Still, I catch glimmers of the sea — and I crave it. The Sporting Beach Club is the place to go if time doesn’t allow for an escape to picturesque Byblos or further north into the country’s pine-covered mountains. Built in the 1950s, the club carries the allure of a long-forgotten charm. People are everywhere, soaking up the last warm days of the season. I grab a beer and a box of deliciously fried birzi (fried potatoes with coriander and salt) and settle onto a lounger to take it all in. The Raouché Rocks — the Pigeon Rocks — stand firm against time itself, while glassy new towers climb skyward behind them.
As night falls, I decide not to get stuck in traffic and take the long walk home. An endless, kilometre-long promenade lined with palm trees becomes a gentle meditation of people-watching — all ages, shapes, rhythms. I arrive, tired but content, in Saifi Village, where my friends own the elegant Villa Clara, a French-inspired bistro helmed by chef Olivier Gougeon and his partner Marie-Hélène. The couple also runs a beautiful six-room boutique villa of the same name on the Greek island of Leros, where I once spent my most memorable summer days in the warmth of their hospitality. They will soon become a member of Pretty Hôtels.
It’s almost midnight, but I still stop by my new favourite bar, Dragonfly, for a nightcap — a “doudou” shot.
Saturday is my last day. I follow the scent of herbs and citrus to Souk el Tayeb, a weekly farmers’ market in Mar Mikhael. It’s a lively gathering of small-scale producers offering organic produce, Lebanese specialties like manakish, sweet figs dipped in za’atar, and homemade sharbet ward — a traditional rose-water cordial.
Satiated from the snack tastings, I walk toward the port district to visit Marfa’ Contemporary, catching one last pulse of Beirut’s art scene. Nearby, the long-established Sfeir-Semler Gallery presents heavyweight names of contemporary art. On my way back, I think about how culture here is insistently forged from grit — and how I’ve grown to love the people, their warmth, and their inspiring resilience.

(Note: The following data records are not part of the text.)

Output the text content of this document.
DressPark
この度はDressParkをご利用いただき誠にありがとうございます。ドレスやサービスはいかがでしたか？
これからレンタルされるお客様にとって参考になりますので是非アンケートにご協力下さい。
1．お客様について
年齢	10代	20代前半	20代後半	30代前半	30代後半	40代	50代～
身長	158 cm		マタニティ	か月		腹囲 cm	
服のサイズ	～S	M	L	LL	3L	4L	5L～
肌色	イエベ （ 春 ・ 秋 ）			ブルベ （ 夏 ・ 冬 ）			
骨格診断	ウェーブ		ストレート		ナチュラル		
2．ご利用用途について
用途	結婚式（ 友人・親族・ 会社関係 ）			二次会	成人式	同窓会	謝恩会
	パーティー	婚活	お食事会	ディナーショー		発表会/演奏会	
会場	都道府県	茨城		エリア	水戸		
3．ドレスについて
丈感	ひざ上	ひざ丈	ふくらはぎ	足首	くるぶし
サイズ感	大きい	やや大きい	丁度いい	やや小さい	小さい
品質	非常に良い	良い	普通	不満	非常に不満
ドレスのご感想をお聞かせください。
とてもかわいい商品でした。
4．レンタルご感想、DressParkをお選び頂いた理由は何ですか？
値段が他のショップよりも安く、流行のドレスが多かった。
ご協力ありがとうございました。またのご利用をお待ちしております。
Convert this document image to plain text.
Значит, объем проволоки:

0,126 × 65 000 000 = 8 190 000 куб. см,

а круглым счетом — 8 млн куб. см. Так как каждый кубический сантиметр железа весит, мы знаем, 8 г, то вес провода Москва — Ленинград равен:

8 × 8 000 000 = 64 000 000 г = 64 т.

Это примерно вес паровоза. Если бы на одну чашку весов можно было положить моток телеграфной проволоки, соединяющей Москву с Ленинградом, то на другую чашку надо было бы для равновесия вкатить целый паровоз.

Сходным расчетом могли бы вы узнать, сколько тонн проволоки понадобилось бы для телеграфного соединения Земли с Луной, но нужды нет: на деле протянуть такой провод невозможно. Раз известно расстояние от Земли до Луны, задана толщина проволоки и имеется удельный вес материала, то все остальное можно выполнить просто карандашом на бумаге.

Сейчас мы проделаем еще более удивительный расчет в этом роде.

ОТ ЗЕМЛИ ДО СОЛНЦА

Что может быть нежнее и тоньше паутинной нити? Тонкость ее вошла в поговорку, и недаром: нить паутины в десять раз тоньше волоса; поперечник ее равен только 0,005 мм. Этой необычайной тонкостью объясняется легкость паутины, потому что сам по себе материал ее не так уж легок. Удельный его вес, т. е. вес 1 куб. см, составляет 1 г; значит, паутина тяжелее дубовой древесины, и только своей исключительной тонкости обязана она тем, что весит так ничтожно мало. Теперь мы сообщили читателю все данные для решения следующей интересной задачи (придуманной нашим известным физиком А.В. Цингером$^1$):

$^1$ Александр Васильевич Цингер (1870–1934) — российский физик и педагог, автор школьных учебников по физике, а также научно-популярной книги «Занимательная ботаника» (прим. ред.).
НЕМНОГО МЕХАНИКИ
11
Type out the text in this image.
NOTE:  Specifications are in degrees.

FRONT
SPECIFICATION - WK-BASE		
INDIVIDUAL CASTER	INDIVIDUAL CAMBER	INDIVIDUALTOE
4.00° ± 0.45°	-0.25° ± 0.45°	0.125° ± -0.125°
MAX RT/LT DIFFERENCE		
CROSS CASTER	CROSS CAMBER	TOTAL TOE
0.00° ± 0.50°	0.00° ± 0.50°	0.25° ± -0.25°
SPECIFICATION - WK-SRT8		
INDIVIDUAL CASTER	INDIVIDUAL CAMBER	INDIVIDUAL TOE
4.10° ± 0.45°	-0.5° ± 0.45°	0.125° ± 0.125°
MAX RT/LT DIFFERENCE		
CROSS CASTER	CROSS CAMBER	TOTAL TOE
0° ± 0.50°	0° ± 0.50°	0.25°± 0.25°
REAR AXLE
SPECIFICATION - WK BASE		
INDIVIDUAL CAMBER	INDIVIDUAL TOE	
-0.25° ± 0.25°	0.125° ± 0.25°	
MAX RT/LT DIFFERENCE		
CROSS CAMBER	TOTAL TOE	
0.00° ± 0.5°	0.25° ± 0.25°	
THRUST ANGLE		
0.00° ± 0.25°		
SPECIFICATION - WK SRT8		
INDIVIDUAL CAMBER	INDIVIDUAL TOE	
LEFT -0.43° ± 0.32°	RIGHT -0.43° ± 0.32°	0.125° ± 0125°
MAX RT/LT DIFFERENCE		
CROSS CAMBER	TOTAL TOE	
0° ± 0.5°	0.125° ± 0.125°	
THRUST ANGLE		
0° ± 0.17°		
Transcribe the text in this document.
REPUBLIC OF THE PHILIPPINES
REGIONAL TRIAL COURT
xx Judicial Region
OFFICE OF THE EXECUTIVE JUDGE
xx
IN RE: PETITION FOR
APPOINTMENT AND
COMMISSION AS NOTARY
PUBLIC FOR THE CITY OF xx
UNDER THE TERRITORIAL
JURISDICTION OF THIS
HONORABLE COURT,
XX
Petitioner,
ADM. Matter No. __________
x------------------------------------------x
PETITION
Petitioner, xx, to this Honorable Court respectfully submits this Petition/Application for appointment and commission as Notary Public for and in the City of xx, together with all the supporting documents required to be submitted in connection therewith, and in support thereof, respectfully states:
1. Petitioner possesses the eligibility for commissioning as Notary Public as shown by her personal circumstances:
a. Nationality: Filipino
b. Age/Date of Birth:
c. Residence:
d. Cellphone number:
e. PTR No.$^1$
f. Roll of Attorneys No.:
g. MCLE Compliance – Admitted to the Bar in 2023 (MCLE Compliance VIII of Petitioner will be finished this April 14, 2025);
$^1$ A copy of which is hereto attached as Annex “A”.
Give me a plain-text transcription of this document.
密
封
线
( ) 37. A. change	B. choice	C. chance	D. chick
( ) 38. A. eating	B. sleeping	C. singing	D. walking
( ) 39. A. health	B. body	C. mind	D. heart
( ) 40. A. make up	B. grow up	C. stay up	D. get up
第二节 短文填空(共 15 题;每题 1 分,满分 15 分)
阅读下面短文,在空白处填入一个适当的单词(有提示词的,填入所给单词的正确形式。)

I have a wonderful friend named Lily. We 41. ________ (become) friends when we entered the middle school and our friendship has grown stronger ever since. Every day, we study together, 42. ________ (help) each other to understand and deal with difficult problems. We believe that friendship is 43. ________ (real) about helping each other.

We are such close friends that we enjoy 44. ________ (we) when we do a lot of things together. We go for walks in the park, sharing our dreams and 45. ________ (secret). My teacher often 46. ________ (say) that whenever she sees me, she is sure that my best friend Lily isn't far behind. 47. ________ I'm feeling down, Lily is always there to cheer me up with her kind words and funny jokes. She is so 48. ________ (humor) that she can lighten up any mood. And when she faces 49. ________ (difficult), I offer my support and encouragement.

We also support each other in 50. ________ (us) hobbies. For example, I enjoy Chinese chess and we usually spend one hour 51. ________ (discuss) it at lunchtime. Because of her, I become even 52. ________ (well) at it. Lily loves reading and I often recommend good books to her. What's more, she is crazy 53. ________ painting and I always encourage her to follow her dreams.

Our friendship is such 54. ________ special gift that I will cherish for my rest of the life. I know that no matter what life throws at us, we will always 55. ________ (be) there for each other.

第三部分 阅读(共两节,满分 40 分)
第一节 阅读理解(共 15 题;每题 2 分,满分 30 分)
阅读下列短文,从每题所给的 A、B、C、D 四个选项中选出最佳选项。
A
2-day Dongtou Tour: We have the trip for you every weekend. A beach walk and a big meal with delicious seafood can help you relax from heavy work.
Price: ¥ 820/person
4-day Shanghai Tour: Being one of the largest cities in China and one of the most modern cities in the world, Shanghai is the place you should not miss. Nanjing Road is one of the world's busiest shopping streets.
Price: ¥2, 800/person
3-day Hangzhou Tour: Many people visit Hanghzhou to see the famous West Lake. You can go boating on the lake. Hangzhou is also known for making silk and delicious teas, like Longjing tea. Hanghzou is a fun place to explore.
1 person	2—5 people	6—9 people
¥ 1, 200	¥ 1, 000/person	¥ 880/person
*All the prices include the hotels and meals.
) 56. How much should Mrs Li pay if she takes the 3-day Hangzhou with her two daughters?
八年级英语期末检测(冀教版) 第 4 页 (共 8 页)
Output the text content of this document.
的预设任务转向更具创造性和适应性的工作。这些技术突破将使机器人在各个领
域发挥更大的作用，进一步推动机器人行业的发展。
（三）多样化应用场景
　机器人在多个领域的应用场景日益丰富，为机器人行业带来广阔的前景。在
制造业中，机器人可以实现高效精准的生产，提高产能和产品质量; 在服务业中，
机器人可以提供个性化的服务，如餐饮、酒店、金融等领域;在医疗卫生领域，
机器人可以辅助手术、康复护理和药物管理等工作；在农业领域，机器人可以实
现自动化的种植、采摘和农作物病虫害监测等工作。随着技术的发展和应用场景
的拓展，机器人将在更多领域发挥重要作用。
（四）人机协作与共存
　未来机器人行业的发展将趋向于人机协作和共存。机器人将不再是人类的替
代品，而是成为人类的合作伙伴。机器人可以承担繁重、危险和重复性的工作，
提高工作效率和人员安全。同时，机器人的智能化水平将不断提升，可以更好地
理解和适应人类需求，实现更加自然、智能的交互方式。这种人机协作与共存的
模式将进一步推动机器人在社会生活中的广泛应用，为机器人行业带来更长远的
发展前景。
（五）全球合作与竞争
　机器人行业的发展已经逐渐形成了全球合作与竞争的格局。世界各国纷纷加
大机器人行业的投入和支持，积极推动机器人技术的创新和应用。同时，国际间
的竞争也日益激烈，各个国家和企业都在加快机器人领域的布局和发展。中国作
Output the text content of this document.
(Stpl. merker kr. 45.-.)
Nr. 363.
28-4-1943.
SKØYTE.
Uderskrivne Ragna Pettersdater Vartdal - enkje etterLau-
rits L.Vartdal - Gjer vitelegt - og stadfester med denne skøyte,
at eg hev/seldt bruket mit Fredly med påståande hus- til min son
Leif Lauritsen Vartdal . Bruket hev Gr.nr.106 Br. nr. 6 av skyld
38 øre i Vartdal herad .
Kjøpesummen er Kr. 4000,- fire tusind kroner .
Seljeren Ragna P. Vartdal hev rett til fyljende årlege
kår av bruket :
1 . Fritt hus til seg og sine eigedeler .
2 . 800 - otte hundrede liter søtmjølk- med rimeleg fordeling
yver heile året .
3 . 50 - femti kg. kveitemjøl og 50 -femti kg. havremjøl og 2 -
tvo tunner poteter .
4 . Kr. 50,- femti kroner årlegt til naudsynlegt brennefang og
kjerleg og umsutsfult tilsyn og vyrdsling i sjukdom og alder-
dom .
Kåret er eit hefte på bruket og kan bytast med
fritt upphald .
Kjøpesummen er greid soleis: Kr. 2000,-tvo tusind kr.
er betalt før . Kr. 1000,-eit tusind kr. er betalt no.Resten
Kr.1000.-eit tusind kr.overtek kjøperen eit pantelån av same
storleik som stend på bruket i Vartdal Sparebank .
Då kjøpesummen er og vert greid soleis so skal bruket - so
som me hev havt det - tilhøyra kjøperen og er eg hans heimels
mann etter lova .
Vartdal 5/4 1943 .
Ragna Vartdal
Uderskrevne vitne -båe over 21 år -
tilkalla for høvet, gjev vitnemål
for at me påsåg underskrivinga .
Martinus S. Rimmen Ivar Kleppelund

It’s my final chance to see the city from above. I’m told it’s cocktail hour for design week at Immeuble de l’Union, a modernist landmark in perpetual transformation, and that’s where I head. From its unfinished top floor, I watch the sun sink into the urban sprawl. The skyline’s beauty and brutality are intertwined. A neon sign flickers above a skyscraper — LIBERTY TOWER — an oxymoron for a jewel city forever suspended between tension and light.